In his Christmas message to the 3,000 residents of the South Atlantic Ocean archipelago, Cameron revealed the bronze would be unveiled in 2015.

Thatcher was British leader when Argentina's then-ruling military junta invaded the British overseas territory, which Buenos Aires claims sovereignty over.

The so-called "Iron Lady" sent a British task force that successfully reclaimed the windswept islands, after a two-month war that boosted her popularity at home.

There is already a road named after her in the islands' capital Stanley.

Britain has held the Falklands since 1833, but Buenos Aires claims the barren archipelago is occupied Argentine territory.

Next year, the BBC will screen a series on the islands, their community, wildlife and history, Cameron said.

"We may be 8,000 miles (13,000 kilometres) apart, you may be waking up on Christmas morning as we prepare our Christmas lunches, but our bond remains as strong as ever," he said.

The islands are to be awarded a medal in recognition of the residents' defence of their right of self-determination during the Argentine occupation, foreign secretary Philip Hammond announced in parliament on Thursday.

The "South Atlantic Medal" was previously awarded to almost 30,000 troops and civilians who took part in the operation to liberate the islands in 1982.

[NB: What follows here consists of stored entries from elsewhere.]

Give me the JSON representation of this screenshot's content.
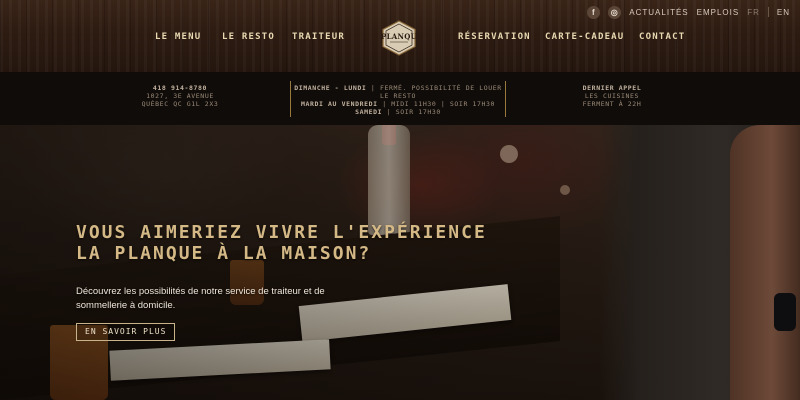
{
  "topbar": {
    "facebook_icon": "f",
    "instagram_icon": "◎",
    "actualites": "ACTUALITÉS",
    "emplois": "EMPLOIS",
    "lang_fr": "FR",
    "lang_en": "EN"
  },
  "nav": {
    "menu": "LE MENU",
    "resto": "LE RESTO",
    "traiteur": "TRAITEUR",
    "reservation": "RÉSERVATION",
    "carte_cadeau": "CARTE-CADEAU",
    "contact": "CONTACT"
  },
  "logo": {
    "text": "PLANQUE"
  },
  "info": {
    "phone": "418 914-8780",
    "address1": "1027, 3E AVENUE",
    "address2": "QUÉBEC QC G1L 2X3",
    "hours1_day": "DIMANCHE - LUNDI",
    "hours1_text": " | FERMÉ. POSSIBILITÉ DE LOUER LE RESTO",
    "hours2_day": "MARDI AU VENDREDI",
    "hours2_text": " | MIDI 11H30 | SOIR 17H30",
    "hours3_day": "SAMEDI",
    "hours3_text": " | SOIR 17H30",
    "last_call_title": "DERNIER APPEL",
    "last_call_line1": "LES CUISINES",
    "last_call_line2": "FERMENT À 22H"
  },
  "hero": {
    "title_line1": "VOUS AIMERIEZ VIVRE L'EXPÉRIENCE",
    "title_line2": "LA PLANQUE À LA MAISON?",
    "desc_line1": "Découvrez les possibilités de notre service de traiteur et de",
    "desc_line2": "sommellerie à domicile.",
    "button": "EN SAVOIR PLUS"
  },
  "colors": {
    "nav_text": "#e8d9b2",
    "hero_title": "#d4b986",
    "divider": "#9a7a3c",
    "wood": "#2e1c12"
  }
}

The medal, to be presented on behalf of Queen Elizabeth II, is "in recognition of the assistance provided to the forces of the United Kingdom during the liberation", Hammond said.

"The islanders' individual acts of courage exemplified the indomitable will and personal commitment to defending the islands' right of self determination."

It is not the first time a medal has been awarded to an island.

Malta was granted the George Cross in recognition of its inhabitants' bravery during World War II, a medal which appears on the Mediterranean island's flag.